Saturday, November 1, 2008

Still learning

I have learned quite a bit about motors since setting out to rewind mine. First, I was wrong about my old motor being a 2 pole machine. It turns out that most 4 pole motors use something called consequent, or phantom poles, where there are 6 coil groups, 2 for each phase, so identical windings to a 2 pole motor. The difference is, the coil groups opposite each other (in the same phase) are wired to produce the same magnetic polarity, say North, in the air gap. This produces two consequent South poles at 90 degrees to the two North poles, making four total poles for each phase.

As far as the rewinding, I have put that off. I have bought a nicer motor-- aluminum frame, inverter duty, and will probably rewind eventually. For now, though, I will convert it from star to delta topology, which is as simple as bringing the central star point out in three leads.

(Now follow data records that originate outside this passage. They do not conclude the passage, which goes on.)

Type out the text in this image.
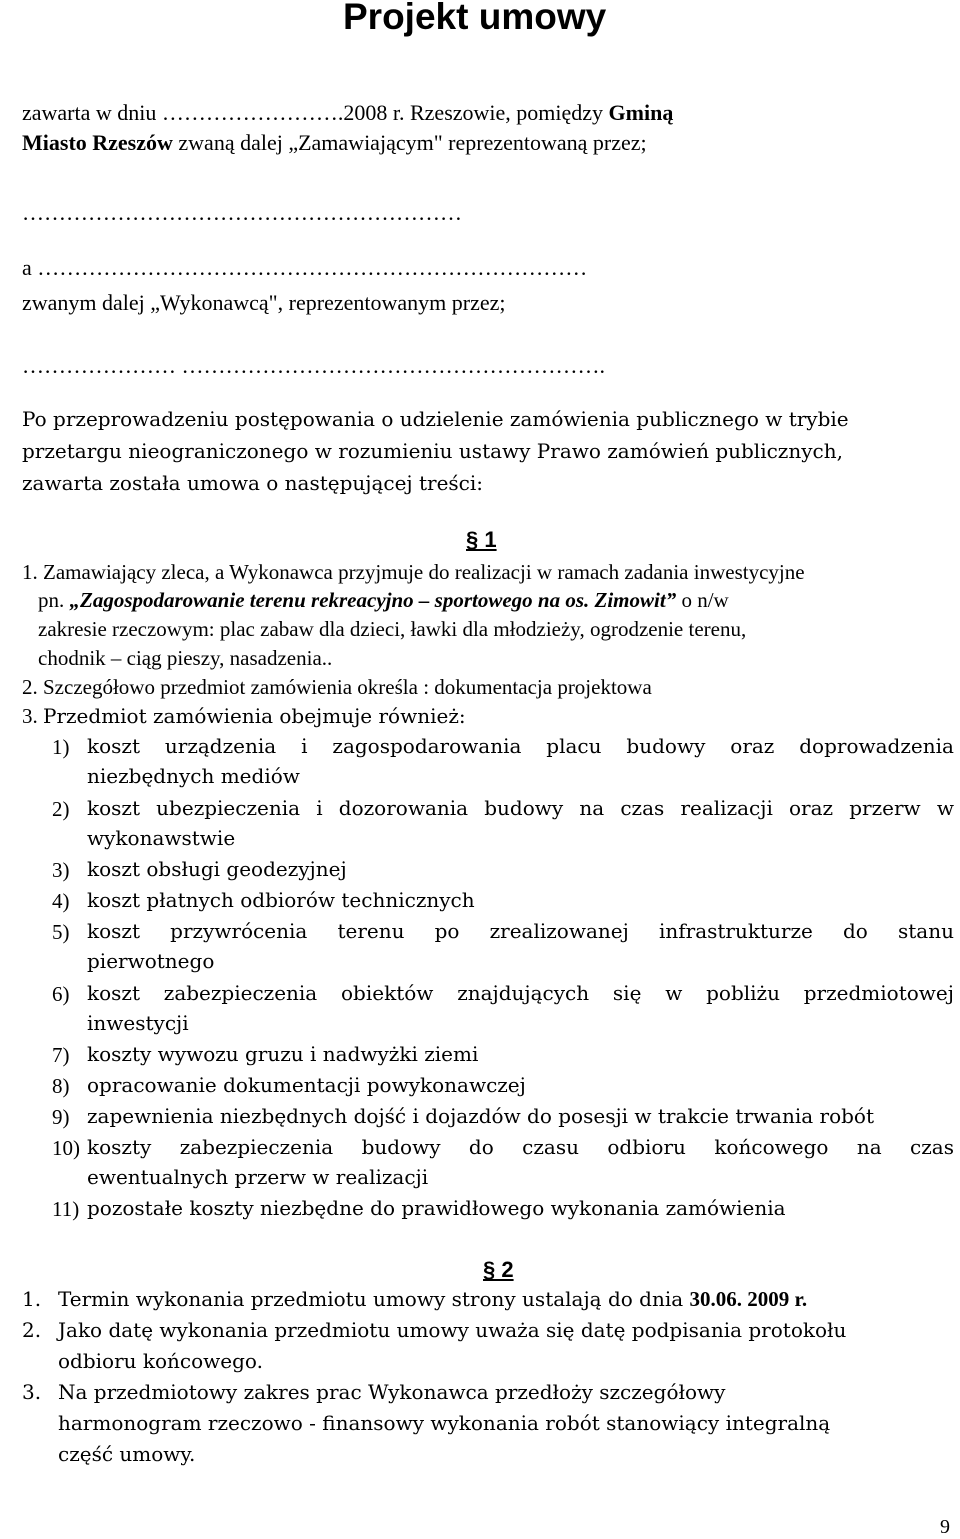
Projekt umowy
zawarta w dniu …………………….2008 r. Rzeszowie, pomiędzy Gminą
Miasto Rzeszów zwaną dalej „Zamawiającym" reprezentowaną przez;
……………………………………………………
a …………………………………………………………………
zwanym dalej „Wykonawcą", reprezentowanym przez;
………………… ………………………………………………….
Po przeprowadzeniu postępowania o udzielenie zamówienia publicznego w trybie
przetargu nieograniczonego w rozumieniu ustawy Prawo zamówień publicznych,
zawarta została umowa o następującej treści:
§ 1
1. Zamawiający zleca, a Wykonawca przyjmuje do realizacji w ramach zadania inwestycyjne
pn. „Zagospodarowanie terenu rekreacyjno – sportowego na os. Zimowit” o n/w
zakresie rzeczowym: plac zabaw dla dzieci, ławki dla młodzieży, ogrodzenie terenu,
chodnik – ciąg pieszy, nasadzenia..
2. Szczegółowo przedmiot zamówienia określa : dokumentacja projektowa
3. Przedmiot zamówienia obejmuje również:
1) koszt urządzenia i zagospodarowania placu budowy oraz doprowadzenia
niezbędnych mediów
2) koszt ubezpieczenia i dozorowania budowy na czas realizacji oraz przerw w
wykonawstwie
3) koszt obsługi geodezyjnej
4) koszt płatnych odbiorów technicznych
5) koszt przywrócenia terenu po zrealizowanej infrastrukturze do stanu
pierwotnego
6) koszt zabezpieczenia obiektów znajdujących się w pobliżu przedmiotowej
inwestycji
7) koszty wywozu gruzu i nadwyżki ziemi
8) opracowanie dokumentacji powykonawczej
9) zapewnienia niezbędnych dojść i dojazdów do posesji w trakcie trwania robót
10) koszty zabezpieczenia budowy do czasu odbioru końcowego na czas
ewentualnych przerw w realizacji
11) pozostałe koszty niezbędne do prawidłowego wykonania zamówienia
§ 2
1. Termin wykonania przedmiotu umowy strony ustalają do dnia 30.06. 2009 r.
2. Jako datę wykonania przedmiotu umowy uważa się datę podpisania protokołu
odbioru końcowego.
3. Na przedmiotowy zakres prac Wykonawca przedłoży szczegółowy
harmonogram rzeczowo - finansowy wykonania robót stanowiący integralną
część umowy.
9
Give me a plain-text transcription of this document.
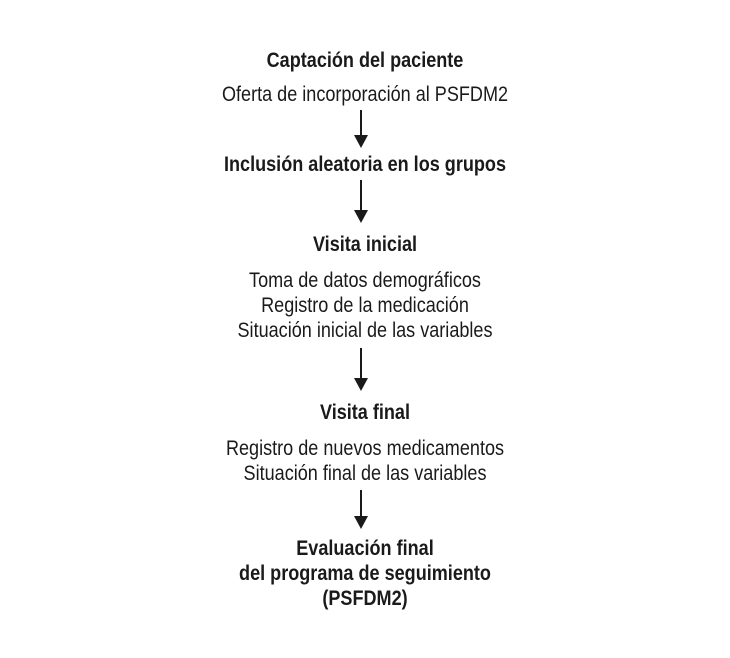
Captación del paciente
Oferta de incorporación al PSFDM2
Inclusión aleatoria en los grupos
Visita inicial
Toma de datos demográficos
Registro de la medicación
Situación inicial de las variables
Visita final
Registro de nuevos medicamentos
Situación final de las variables
Evaluación final
del programa de seguimiento
(PSFDM2)
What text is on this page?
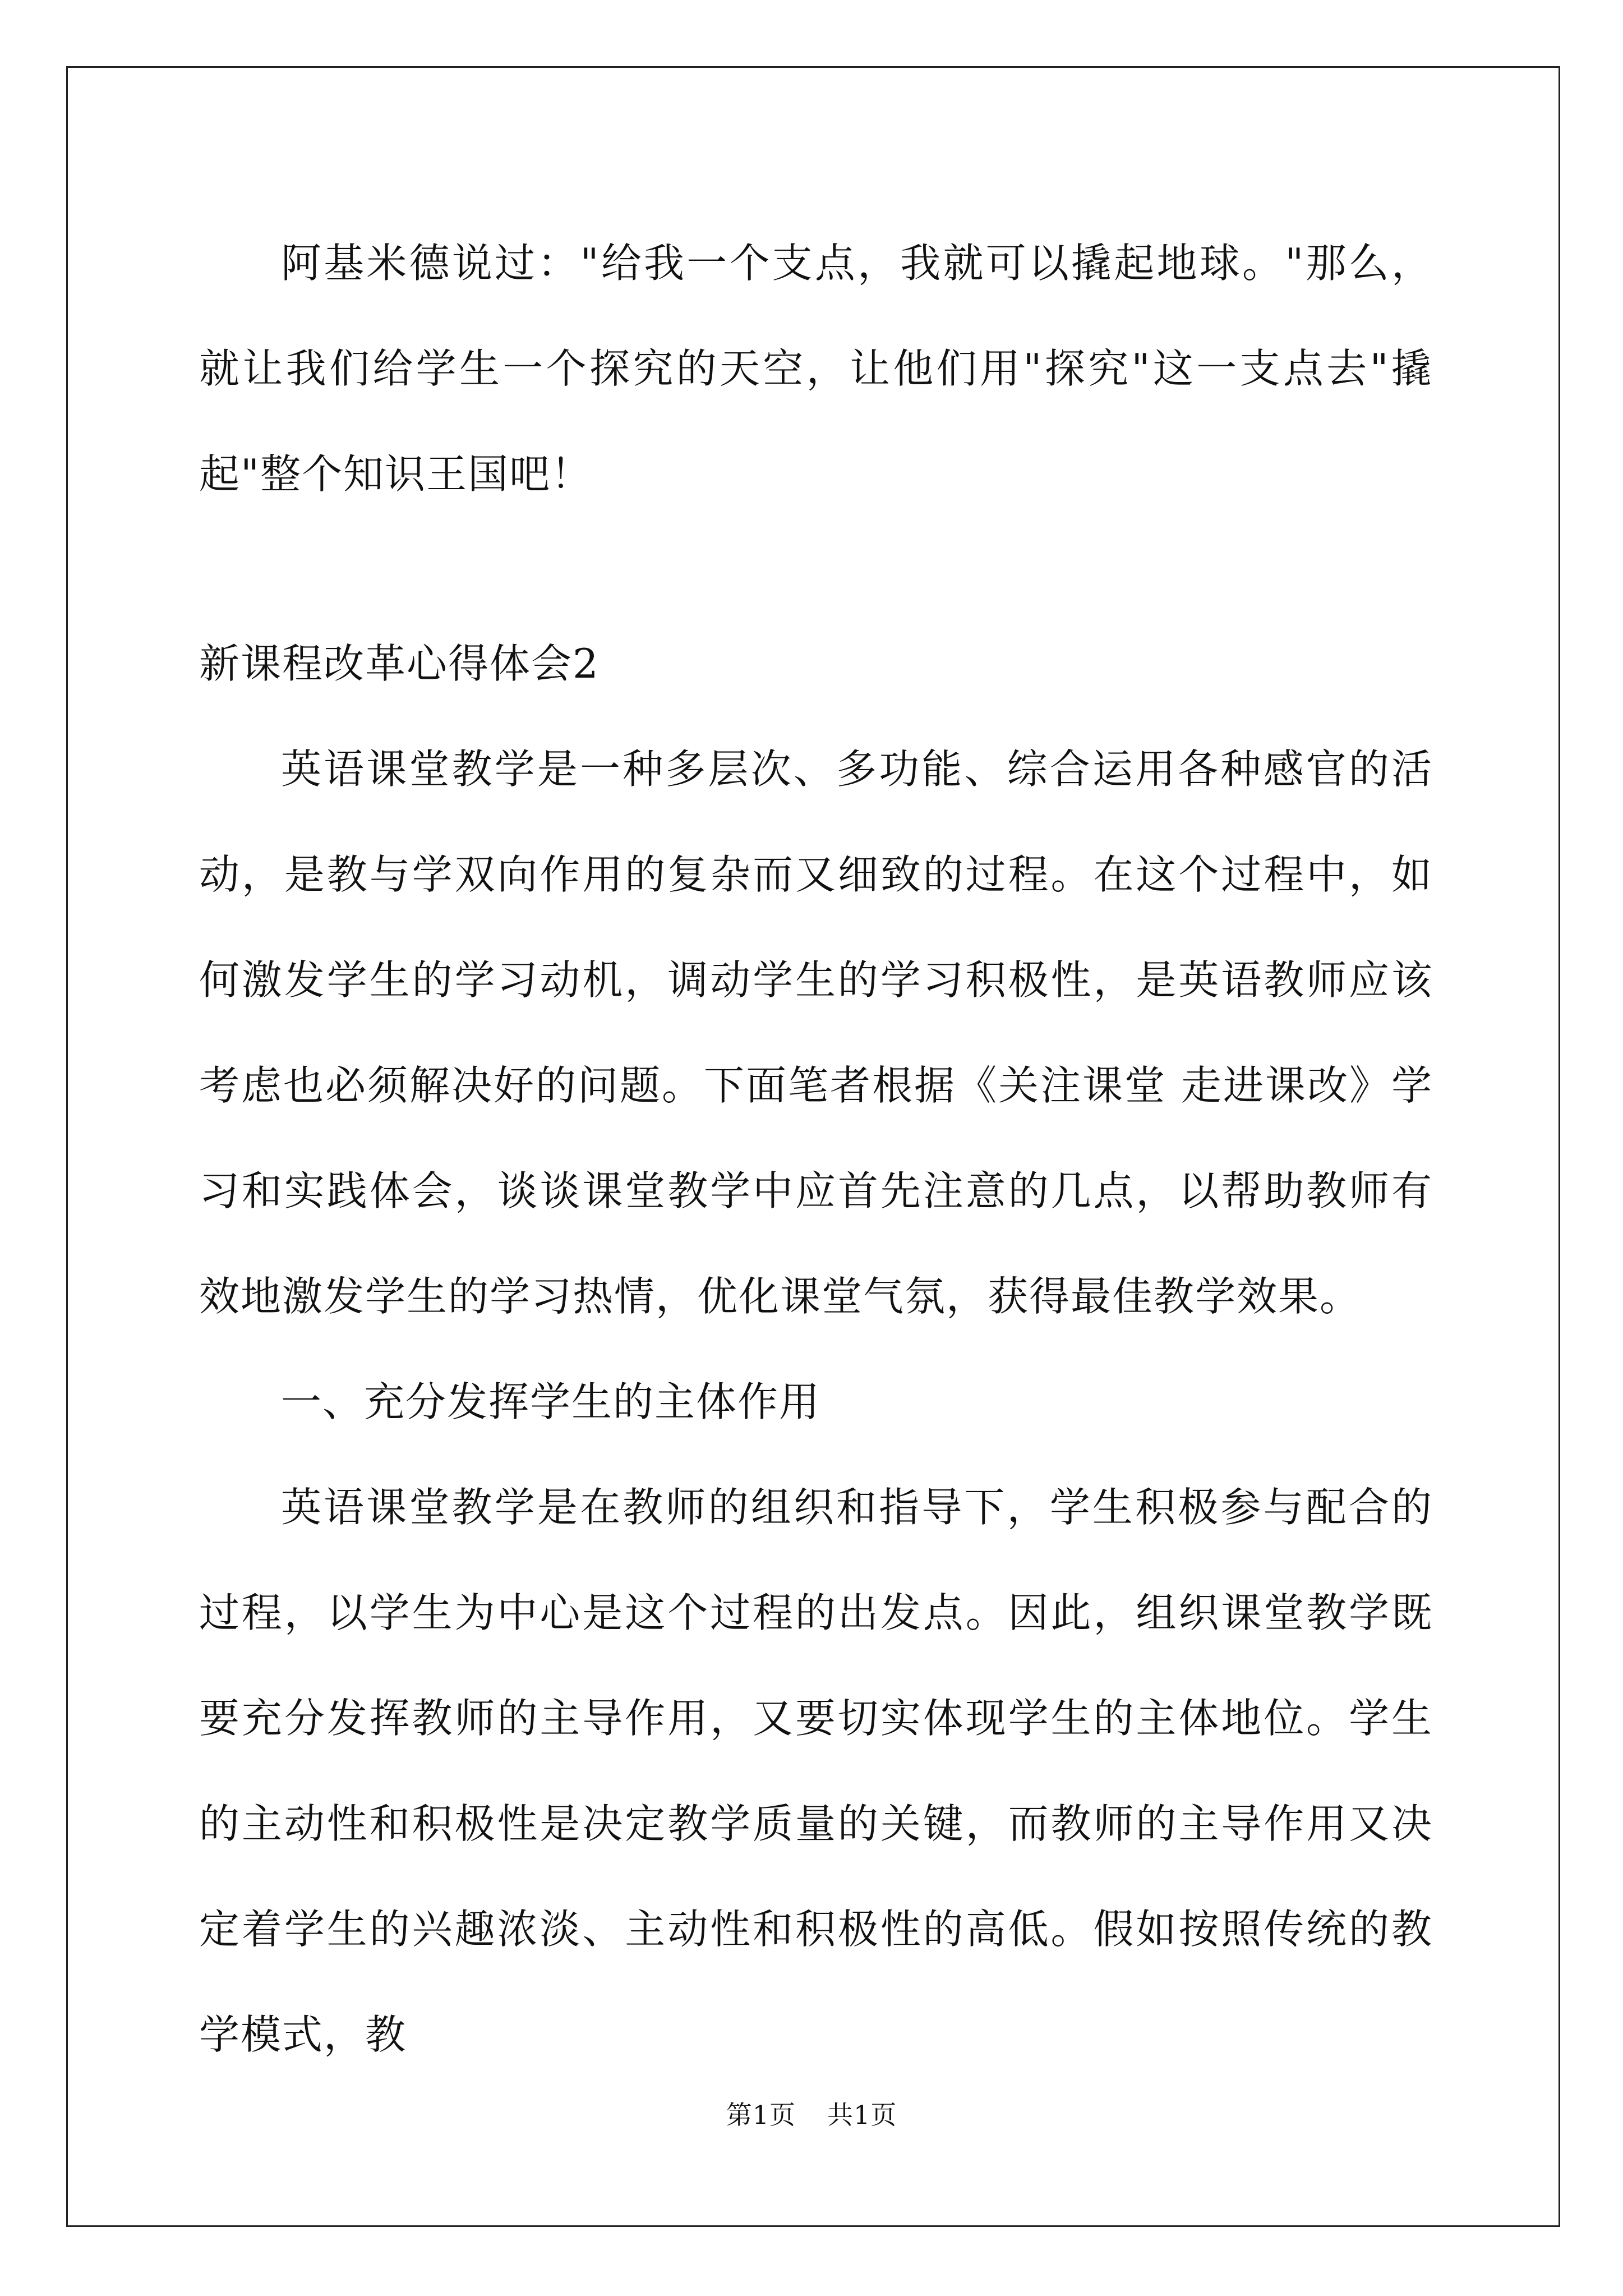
阿基米德说过："给我一个支点，我就可以撬起地球。"那么，就让我们给学生一个探究的天空，让他们用"探究"这一支点去"撬起"整个知识王国吧！

新课程改革心得体会2

英语课堂教学是一种多层次、多功能、综合运用各种感官的活动，是教与学双向作用的复杂而又细致的过程。在这个过程中，如何激发学生的学习动机，调动学生的学习积极性，是英语教师应该考虑也必须解决好的问题。下面笔者根据《关注课堂 走进课改》学习和实践体会，谈谈课堂教学中应首先注意的几点，以帮助教师有效地激发学生的学习热情，优化课堂气氛，获得最佳教学效果。

一、充分发挥学生的主体作用

英语课堂教学是在教师的组织和指导下，学生积极参与配合的过程，以学生为中心是这个过程的出发点。因此，组织课堂教学既要充分发挥教师的主导作用，又要切实体现学生的主体地位。学生的主动性和积极性是决定教学质量的关键，而教师的主导作用又决定着学生的兴趣浓淡、主动性和积极性的高低。假如按照传统的教学模式，教

第1页 共1页
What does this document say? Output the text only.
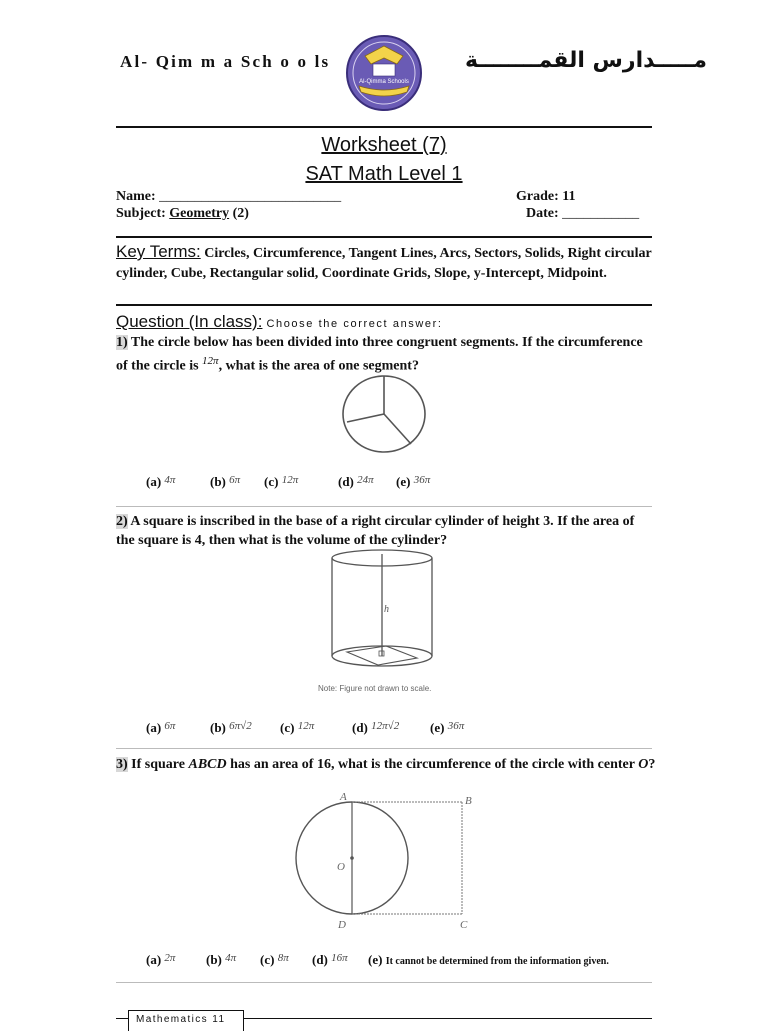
Al- Qim m a Sch o o ls
Al-Qimma Schools
مـــــدارس القمــــــــة
Worksheet (7)
SAT Math Level 1
Name: __________________________	Grade: 11
Subject: Geometry (2)	Date: ___________
Key Terms: Circles, Circumference, Tangent Lines, Arcs, Sectors, Solids, Right circular cylinder, Cube, Rectangular solid, Coordinate Grids, Slope, y-Intercept, Midpoint.
Question (In class): Choose the correct answer:
1) The circle below has been divided into three congruent segments. If the circumference of the circle is $^{12\pi}$, what is the area of one segment?
(a) $^{4\pi}$	(b) $^{6\pi}$ (c) $^{12\pi}$	(d) $^{24\pi}$ (e) $^{36\pi}$
2) A square is inscribed in the base of a right circular cylinder of height 3. If the area of the square is 4, then what is the volume of the cylinder?
h
Note: Figure not drawn to scale.
(a) $^{6\pi}$	(b) $^{6\pi√2}$ (c) $^{12\pi}$	(d) $^{12\pi√2}$ (e) $^{36\pi}$
3) If square ABCD has an area of 16, what is the circumference of the circle with center O?
A	B
O
D	C
(a) $^{2\pi}$ (b) $^{4\pi}$ (c) $^{8\pi}$ (d) $^{16\pi}$ (e) It cannot be determined from the information given.
Mathematics 11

This has the effect of converting a 208 volt motor to 120 volts, meaning I can run at 3033 rpm instead of 1750 at full (240) volts. This means I can run the motor at 10 Hp continuous instead of the 5.5 rated. Since peak torque is roughly 2.5 times rated torque for a motor of this type, I should be able to get 25 Hp peak. How long I can keep that up will depend on my cooling scheme, which I haven't really settled.

1 comment:

Woody said...

The old phantom pole trick aye?

Nasty surprises when you go from textbook to reality :-)

I wonder if larger motors are the same - it would give an easy switch from 4 to 2 pole for some high-revving action.